Возвращаясь к веку архаики, скажем, что греков ограничивало также и то, что функции, переданные моральному сверхсуществу, оказались преимущественно, если не единственно, карающими. Мы много слышим о наследственной вине и намного меньше — о наследственной невинности; много о страданиях грешника в преисподней или чистилище и сравнительно немного о будущих наградах за добродетель; акцент всегда ставится на карательных санкциях. Без сомнения, это отражает юридические идеи того времени: ведь уголовное законодательство предшествовало гражданскому, и первичной функцией государства являлась принудительная. Кроме того, божественный закон, как и закон раннего общества, не берет во внимание мотив поступка и не снисходит до человеческих слабостей; он лишен того человеческого качества, которое греки называли επιείκεια или φιλανθρωπία.[154]
Одна популярная в ту эпоху пословица, гласящая, что «любая добродетель состоит в справедливости»,[155] богов подразумевает не меньше, чем людей: понятие сочувствия уже редко связывалось и с теми и с другими. Не так было в «Илиаде»: здесь Зевс испытывает жалость к обреченным на смерть Гектору и Сарпедону; он жалеет и Ахилла, оплакивающего своего погибшего друга Патрокла, и даже ахиллесовых коней, тоскующих по своему вознице.[156] В «Илиаде», 21, он говорит: «Я забочусь о них, хоть они и погибнут». Но в складывающейся системе вселенского Закона Зевс утратил свою человечность. Религия олимпийских богов, принимая моральный оттенок, имела тенденцию стать религией страха, что отражалось и в религиозном словаре. В «Илиаде» нет понятия «страха божьего»; но в «Одиссее» быть θεουδής [богобоязненным] является уже немаловажным достоинством, а менее поэтический его эквивалент, δεισιδαίμων,[157] использовался как похвала и имел широкое хождение во времена Аристотеля.[158] Понятие любви к богу, с другой стороны, отсутствует в древнегреческом лексиконе, филотеос впервые появляется у Аристотеля.[159] И фактически из большинства олимпийцев только Афина пробудила чувство, которое можно обоснованно считать любовью. «Ведь нелепо услышать от кого-то, — говорится в "Большой Этике", — что он "дружит с Зевсом" ».[160]Это подводит нас к последней важной особенности, которую хотелось бы подчеркнуть, а именно общераспространенному страху осквернения (миасма) и коррелирующему с ним универсальному желанию ритуального очищения (катарсис). Здесь опять различие между гомеровским и архаическим временем, теряя абсолютный характер, становится относительным; ведь неправомерно было бы отрицать, что катарсис, хотя бы и в минимальной форме, практикуется в обоих эпосах.[161]
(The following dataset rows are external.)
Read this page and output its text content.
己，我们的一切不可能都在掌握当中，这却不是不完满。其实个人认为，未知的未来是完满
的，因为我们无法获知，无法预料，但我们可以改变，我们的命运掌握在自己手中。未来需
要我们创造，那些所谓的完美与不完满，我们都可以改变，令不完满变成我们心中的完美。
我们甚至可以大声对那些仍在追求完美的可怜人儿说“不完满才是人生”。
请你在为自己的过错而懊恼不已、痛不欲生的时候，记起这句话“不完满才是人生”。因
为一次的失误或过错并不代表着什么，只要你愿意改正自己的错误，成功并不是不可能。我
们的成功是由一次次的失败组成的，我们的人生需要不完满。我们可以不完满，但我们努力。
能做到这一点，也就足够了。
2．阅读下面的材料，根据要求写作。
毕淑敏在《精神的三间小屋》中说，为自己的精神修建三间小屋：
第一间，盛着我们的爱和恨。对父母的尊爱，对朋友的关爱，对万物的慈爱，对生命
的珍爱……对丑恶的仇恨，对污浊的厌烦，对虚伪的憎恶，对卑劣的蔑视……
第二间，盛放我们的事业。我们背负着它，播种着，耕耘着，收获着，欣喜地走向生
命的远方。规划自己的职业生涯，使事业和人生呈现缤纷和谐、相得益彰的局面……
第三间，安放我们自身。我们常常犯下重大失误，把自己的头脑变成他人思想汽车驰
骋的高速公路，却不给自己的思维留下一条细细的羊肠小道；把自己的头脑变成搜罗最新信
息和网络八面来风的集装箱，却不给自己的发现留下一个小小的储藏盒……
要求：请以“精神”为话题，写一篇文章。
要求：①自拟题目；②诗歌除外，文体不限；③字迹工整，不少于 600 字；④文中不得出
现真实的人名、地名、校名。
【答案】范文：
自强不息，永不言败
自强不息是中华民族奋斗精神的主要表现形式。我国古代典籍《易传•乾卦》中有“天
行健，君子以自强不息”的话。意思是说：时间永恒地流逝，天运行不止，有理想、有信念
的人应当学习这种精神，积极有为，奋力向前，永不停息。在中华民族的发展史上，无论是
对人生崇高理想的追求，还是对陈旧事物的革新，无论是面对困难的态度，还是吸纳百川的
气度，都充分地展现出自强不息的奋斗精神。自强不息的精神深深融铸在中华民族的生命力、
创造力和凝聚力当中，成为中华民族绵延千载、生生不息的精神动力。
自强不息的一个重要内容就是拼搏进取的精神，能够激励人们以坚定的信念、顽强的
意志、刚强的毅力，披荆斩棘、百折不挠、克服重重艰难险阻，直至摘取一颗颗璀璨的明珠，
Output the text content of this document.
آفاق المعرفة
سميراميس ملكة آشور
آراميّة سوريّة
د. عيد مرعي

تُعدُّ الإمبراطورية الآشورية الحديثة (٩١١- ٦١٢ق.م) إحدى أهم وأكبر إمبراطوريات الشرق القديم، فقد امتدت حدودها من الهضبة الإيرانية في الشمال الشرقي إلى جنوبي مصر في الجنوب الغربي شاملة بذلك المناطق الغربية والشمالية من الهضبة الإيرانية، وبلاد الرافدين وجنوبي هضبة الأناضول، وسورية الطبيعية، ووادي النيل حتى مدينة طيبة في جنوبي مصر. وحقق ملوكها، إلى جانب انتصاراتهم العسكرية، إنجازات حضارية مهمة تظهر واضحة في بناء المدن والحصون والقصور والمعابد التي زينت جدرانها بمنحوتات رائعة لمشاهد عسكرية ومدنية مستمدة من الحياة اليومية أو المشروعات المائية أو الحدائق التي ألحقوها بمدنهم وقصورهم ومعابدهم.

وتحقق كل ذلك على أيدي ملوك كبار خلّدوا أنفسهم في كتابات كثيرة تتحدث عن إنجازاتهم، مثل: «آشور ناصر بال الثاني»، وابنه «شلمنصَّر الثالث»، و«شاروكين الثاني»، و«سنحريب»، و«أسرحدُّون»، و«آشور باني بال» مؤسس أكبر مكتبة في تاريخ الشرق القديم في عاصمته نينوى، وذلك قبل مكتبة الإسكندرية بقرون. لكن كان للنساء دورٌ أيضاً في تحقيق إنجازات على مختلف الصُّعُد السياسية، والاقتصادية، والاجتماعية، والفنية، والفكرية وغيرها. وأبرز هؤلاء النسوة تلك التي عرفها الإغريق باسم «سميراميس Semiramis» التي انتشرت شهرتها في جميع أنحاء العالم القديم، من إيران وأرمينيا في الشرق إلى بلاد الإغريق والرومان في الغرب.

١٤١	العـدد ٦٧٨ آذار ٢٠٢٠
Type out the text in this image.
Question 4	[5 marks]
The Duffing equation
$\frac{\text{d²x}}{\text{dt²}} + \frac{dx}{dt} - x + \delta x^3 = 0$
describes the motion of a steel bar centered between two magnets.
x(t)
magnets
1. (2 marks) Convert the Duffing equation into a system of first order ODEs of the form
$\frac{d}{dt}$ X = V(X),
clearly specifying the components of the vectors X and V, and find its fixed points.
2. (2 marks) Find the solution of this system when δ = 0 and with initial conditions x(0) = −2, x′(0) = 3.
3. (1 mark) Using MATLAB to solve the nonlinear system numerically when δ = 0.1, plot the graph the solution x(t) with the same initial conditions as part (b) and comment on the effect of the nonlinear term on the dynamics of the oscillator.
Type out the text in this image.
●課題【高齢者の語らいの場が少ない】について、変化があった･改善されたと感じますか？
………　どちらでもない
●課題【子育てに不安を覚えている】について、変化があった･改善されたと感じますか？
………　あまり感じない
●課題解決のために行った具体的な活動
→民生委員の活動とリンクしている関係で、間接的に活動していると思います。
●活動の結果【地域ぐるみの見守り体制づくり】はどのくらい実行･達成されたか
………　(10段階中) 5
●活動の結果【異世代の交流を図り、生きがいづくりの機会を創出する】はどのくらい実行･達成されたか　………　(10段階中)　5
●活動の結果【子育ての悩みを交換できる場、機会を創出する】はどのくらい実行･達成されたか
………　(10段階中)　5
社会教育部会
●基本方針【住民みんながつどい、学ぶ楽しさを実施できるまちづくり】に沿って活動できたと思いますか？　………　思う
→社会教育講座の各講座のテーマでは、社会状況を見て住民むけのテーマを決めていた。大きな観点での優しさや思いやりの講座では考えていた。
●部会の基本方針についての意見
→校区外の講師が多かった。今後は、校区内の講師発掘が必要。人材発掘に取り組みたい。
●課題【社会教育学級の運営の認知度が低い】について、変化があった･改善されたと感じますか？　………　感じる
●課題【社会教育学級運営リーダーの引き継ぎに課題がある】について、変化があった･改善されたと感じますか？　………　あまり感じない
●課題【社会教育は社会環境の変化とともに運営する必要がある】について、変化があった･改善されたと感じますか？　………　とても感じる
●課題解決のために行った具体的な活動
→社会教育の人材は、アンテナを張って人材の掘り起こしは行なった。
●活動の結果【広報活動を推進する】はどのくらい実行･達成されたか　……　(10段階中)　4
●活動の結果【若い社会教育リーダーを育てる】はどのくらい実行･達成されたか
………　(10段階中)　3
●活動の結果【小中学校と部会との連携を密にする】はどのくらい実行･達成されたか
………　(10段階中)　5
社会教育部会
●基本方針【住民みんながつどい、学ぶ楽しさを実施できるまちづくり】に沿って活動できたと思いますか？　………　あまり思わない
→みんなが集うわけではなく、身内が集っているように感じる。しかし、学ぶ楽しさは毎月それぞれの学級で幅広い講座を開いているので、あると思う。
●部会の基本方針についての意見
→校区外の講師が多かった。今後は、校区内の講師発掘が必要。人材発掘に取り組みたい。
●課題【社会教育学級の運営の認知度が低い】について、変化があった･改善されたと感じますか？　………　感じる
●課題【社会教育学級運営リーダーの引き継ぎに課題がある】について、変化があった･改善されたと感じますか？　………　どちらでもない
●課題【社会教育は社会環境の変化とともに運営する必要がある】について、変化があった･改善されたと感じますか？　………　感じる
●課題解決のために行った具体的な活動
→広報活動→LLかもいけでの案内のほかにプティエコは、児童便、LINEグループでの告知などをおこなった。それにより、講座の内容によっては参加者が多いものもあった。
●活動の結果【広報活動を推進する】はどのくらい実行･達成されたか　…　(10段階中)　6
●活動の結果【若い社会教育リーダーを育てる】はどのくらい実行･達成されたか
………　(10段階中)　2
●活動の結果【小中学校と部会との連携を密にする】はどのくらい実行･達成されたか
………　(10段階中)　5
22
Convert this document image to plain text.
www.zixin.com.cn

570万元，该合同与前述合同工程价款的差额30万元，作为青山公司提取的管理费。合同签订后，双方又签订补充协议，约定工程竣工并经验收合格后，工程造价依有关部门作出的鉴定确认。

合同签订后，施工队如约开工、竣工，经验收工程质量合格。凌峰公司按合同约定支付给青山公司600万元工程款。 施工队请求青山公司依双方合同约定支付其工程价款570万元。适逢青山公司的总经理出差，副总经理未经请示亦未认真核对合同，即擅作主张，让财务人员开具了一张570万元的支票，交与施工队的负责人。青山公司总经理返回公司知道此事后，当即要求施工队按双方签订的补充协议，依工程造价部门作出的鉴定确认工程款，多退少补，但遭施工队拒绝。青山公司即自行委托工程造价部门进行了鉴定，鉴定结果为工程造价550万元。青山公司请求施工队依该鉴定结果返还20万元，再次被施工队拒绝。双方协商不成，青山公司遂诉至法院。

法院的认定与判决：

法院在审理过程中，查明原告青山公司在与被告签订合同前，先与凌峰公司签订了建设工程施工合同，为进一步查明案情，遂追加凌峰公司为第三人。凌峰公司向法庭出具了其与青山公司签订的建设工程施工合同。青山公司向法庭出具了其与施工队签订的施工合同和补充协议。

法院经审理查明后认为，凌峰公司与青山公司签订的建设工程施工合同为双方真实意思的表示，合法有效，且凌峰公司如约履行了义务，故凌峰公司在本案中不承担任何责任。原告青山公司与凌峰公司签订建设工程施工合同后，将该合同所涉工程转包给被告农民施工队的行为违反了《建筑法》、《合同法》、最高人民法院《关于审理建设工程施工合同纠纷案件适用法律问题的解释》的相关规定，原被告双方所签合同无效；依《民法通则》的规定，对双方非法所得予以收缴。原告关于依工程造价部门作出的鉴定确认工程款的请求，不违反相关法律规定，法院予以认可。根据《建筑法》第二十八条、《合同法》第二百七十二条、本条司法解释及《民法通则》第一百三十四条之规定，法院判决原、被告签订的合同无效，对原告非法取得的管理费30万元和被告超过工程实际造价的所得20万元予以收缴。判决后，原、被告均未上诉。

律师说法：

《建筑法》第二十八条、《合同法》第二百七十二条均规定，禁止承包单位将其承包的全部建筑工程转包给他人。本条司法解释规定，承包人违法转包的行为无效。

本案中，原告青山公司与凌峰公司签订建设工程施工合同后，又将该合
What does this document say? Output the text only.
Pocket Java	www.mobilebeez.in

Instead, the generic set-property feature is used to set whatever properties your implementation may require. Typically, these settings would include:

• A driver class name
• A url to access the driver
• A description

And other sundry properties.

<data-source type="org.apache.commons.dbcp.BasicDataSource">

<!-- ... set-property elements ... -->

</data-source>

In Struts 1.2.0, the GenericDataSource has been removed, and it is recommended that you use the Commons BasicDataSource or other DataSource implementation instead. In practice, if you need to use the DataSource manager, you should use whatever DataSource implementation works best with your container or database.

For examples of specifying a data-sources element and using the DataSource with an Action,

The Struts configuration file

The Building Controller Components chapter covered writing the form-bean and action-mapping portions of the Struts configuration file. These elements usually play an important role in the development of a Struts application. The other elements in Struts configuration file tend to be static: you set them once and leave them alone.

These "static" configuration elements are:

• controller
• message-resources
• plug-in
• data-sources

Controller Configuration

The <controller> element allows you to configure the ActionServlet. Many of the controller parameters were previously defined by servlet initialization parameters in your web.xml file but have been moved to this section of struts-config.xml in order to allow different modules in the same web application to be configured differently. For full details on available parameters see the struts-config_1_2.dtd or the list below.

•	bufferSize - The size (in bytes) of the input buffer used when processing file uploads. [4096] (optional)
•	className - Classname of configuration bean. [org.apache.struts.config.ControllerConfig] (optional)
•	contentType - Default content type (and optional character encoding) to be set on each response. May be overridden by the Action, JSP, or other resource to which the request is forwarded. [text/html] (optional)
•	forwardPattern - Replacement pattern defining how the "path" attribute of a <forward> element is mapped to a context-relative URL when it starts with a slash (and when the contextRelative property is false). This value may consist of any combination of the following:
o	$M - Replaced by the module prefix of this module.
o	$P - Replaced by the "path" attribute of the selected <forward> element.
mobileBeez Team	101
Но от простых гомеровских очищений, исполняемых мирянами, довольно далеко до профессиональных катартаи архаического века с их разработанными ритуалами. И еще большее расстояние от принятия Телемахом раскаявшегося убийцы в товарищи по плаванию до ситуации, когда подозреваемый в убийстве в конце V в. доказывал на судебном процессе свою невиновность тем фактом, что корабль, на котором он плыл, достиг порта в безопасности.[162] Мы можем еще больше увеличить зазор, если сравним гомеровскую версию сказания об Эдипе с тем, что знакомо нам из Софокла. В последнем случае Эдип становится оскверненным изгоем, придавленным бременем вины, «которую ни земля, ни дождь небесный, ни свет солнца принять не способны».Гомер же в своем сказании полагал, что тот продолжает править в Фивах и после того, как вина его открывается; впоследствии Эдипа, видимо, убивают в бою и хоронят с царскими почестями.[163]
По всей видимости, лишь более поздняя, киклическая поэма «Фиваида» создала софокловского «человека скорби».[164]